Studies who have been using the data (in any form) are required to include the following reference:

  title={Mining questions asked by web developers},
  author={Bajaj, Kartik and Pattabiraman, Karthik and Mesbah, Ali},
  booktitle={Proceedings of the 11th Working Conference on Mining Software Repositories},

#About the Data

##Overview of Data

This dataset is a data dump containing data from June 2008 to March 2013. Note that Stack Overflow originated only in June 2008. Therefore, this dump includes all the questions and answers on Stack Overflow until March 2013.

Stack Overflow provides data dumps of all user generated data, including questions asked with the list of answers, the accepted answer per question, up/down votes, favourite counts, post score, comments, and anonymized user reputation.

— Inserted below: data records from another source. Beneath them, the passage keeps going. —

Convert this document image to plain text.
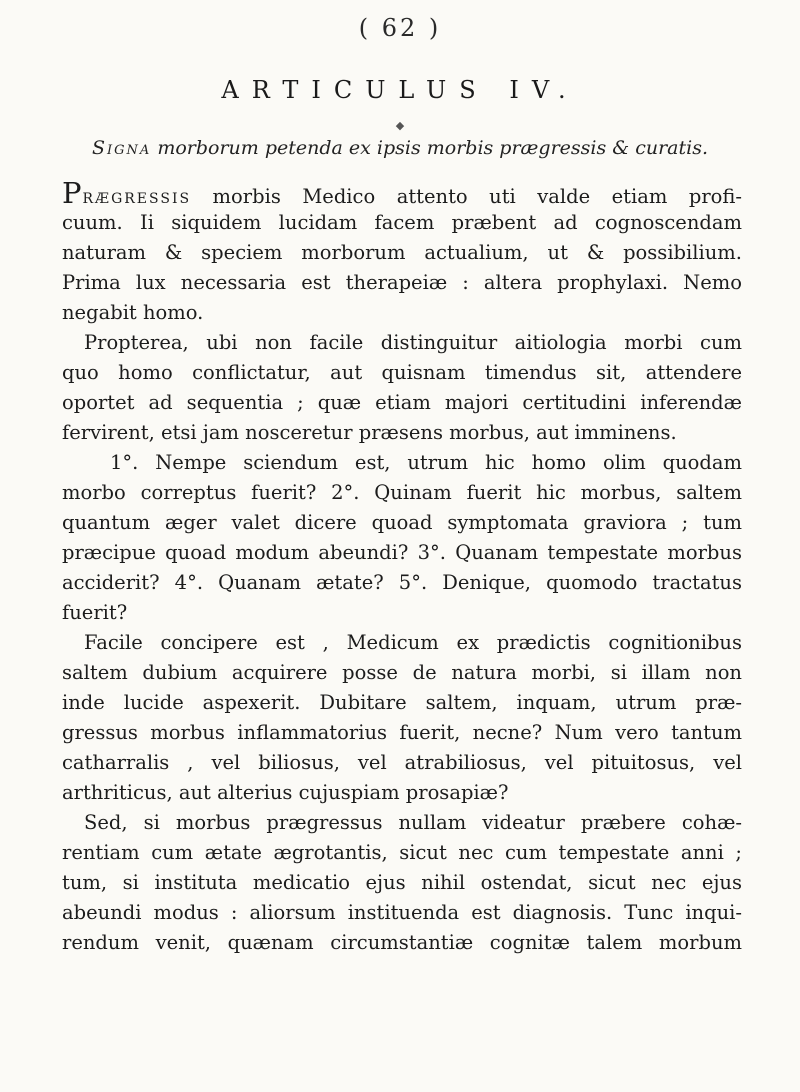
( 62 )
ARTICULUS IV.
◆
Signa morborum petenda ex ipsis morbis prægressis & curatis.
Prægressis morbis Medico attento uti valde etiam profi-
cuum. Ii siquidem lucidam facem præbent ad cognoscendam
naturam & speciem morborum actualium, ut & possibilium.
Prima lux necessaria est therapeiæ : altera prophylaxi. Nemo
negabit homo.
Propterea, ubi non facile distinguitur aitiologia morbi cum
quo homo conflictatur, aut quisnam timendus sit, attendere
oportet ad sequentia ; quæ etiam majori certitudini inferendæ
fervirent, etsi jam noscеretur præsens morbus, aut imminens.
1°. Nempe sciendum est, utrum hic homo olim quodam
morbo correptus fuerit? 2°. Quinam fuerit hic morbus, saltem
quantum æger valet dicere quoad symptomata graviora ; tum
præcipue quoad modum abeundi? 3°. Quanam tempestate morbus
acciderit? 4°. Quanam ætate? 5°. Denique, quomodo tractatus
fuerit?
Facile concipere est , Medicum ex prædictis cognitionibus
saltem dubium acquirere posse de natura morbi, si illam non
inde lucide aspexerit. Dubitare saltem, inquam, utrum præ-
gressus morbus inflammatorius fuerit, necne? Num vero tantum
catharralis , vel biliosus, vel atrabiliosus, vel pituitosus, vel
arthriticus, aut alterius cujuspiam prosapiæ?
Sed, si morbus prægressus nullam videatur præbere cohæ-
rentiam cum ætate ægrotantis, sicut nec cum tempestate anni ;
tum, si instituta medicatio ejus nihil ostendat, sicut nec ejus
abeundi modus : aliorsum instituenda est diagnosis. Tunc inqui-
rendum venit, quænam circumstantiæ cognitæ talem morbum
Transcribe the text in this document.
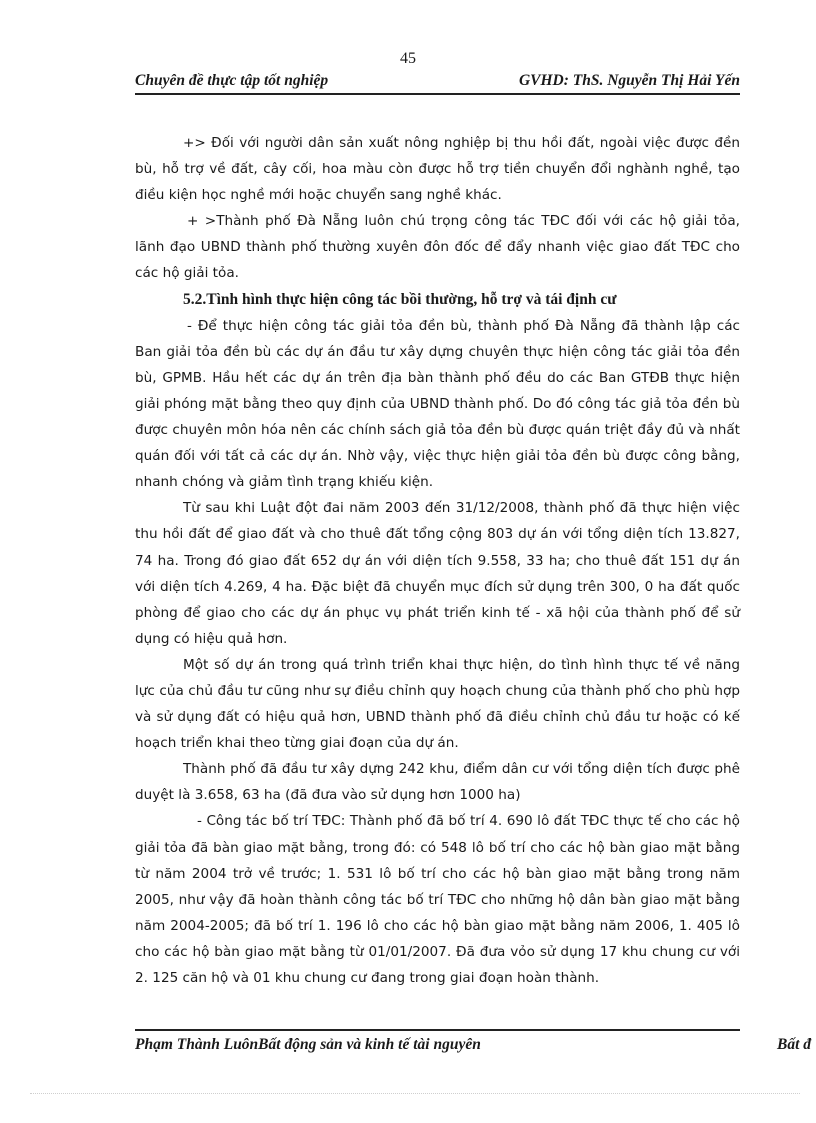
45
Chuyên đề thực tập tốt nghiệp	GVHD: ThS. Nguyễn Thị Hải Yến

+> Đối với người dân sản xuất nông nghiệp bị thu hồi đất, ngoài việc được đền bù, hỗ trợ về đất, cây cối, hoa màu còn được hỗ trợ tiền chuyển đổi nghành nghề, tạo điều kiện học nghề mới hoặc chuyển sang nghề khác.

+ >Thành phố Đà Nẵng luôn chú trọng công tác TĐC đối với các hộ giải tỏa, lãnh đạo UBND thành phố thường xuyên đôn đốc để đẩy nhanh việc giao đất TĐC cho các hộ giải tỏa.

5.2.Tình hình thực hiện công tác bồi thường, hỗ trợ và tái định cư

- Để thực hiện công tác giải tỏa đền bù, thành phố Đà Nẵng đã thành lập các Ban giải tỏa đền bù các dự án đầu tư xây dựng chuyên thực hiện công tác giải tỏa đền bù, GPMB. Hầu hết các dự án trên địa bàn thành phố đều do các Ban GTĐB thực hiện giải phóng mặt bằng theo quy định của UBND thành phố. Do đó công tác giả tỏa đền bù được chuyên môn hóa nên các chính sách giả tỏa đền bù được quán triệt đầy đủ và nhất quán đối với tất cả các dự án. Nhờ vậy, việc thực hiện giải tỏa đền bù được công bằng, nhanh chóng và giảm tình trạng khiếu kiện.

Từ sau khi Luật đột đai năm 2003 đến 31/12/2008, thành phố đã thực hiện việc thu hồi đất để giao đất và cho thuê đất tổng cộng 803 dự án với tổng diện tích 13.827, 74 ha. Trong đó giao đất 652 dự án với diện tích 9.558, 33 ha; cho thuê đất 151 dự án với diện tích 4.269, 4 ha. Đặc biệt đã chuyển mục đích sử dụng trên 300, 0 ha đất quốc phòng để giao cho các dự án phục vụ phát triển kinh tế - xã hội của thành phố để sử dụng có hiệu quả hơn.

Một số dự án trong quá trình triển khai thực hiện, do tình hình thực tế về năng lực của chủ đầu tư cũng như sự điều chỉnh quy hoạch chung của thành phố cho phù hợp và sử dụng đất có hiệu quả hơn, UBND thành phố đã điều chỉnh chủ đầu tư hoặc có kế hoạch triển khai theo từng giai đoạn của dự án.

Thành phố đã đầu tư xây dựng 242 khu, điểm dân cư với tổng diện tích được phê duyệt là 3.658, 63 ha (đã đưa vào sử dụng hơn 1000 ha)

- Công tác bố trí TĐC: Thành phố đã bố trí 4. 690 lô đất TĐC thực tế cho các hộ giải tỏa đã bàn giao mặt bằng, trong đó: có 548 lô bố trí cho các hộ bàn giao mặt bằng từ năm 2004 trở về trước; 1. 531 lô bố trí cho các hộ bàn giao mặt bằng trong năm 2005, như vậy đã hoàn thành công tác bố trí TĐC cho những hộ dân bàn giao mặt bằng năm 2004-2005; đã bố trí 1. 196 lô cho các hộ bàn giao mặt bằng năm 2006, 1. 405 lô cho các hộ bàn giao mặt bằng từ 01/01/2007. Đã đưa vỏo sử dụng 17 khu chung cư với 2. 125 căn hộ và 01 khu chung cư đang trong giai đoạn hoàn thành.

Phạm Thành LuônBất động sản và kinh tế tài nguyên	Bất đ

Stack Overflow allows users to tag discussions and has a reputation-based mechanism to rank users based on their active participation and contributions.

##Attribute Information

Attribute info the datasets are in xml format including questions and answers for the following topics:

  • CSS
  • CSS-mobile
  • HTML5
  • HTML5-mobile
  • JavaScript
  • Javascript-mobile

##Paper Abstract

Modern web applications consist of a significant amount of clientside code, written in JavaScript, HTML, and CSS. In this paper, we present a study of common challenges and misconceptions among web developers, by mining related questions asked on Stack Overflow. We use unsupervised learning to categorize the mined questions and define a ranking algorithm to rank all the Stack Overflow questions based on their importance. We analyze the top 50 questions qualitatively. The results indicate that (1) the overall share of web development related discussions is increasing among developers, (2) browser related discussions are prevalent; however, this share is decreasing with time, (3) form validation and other DOM related discussions have been discussed consistently over time, (4) web related discussions are becoming more prevalent in mobile development, and (5) developers face implementation issues with new HTML5 features such as Canvas. We examine the implications of the results on the development, research, and standardization communities.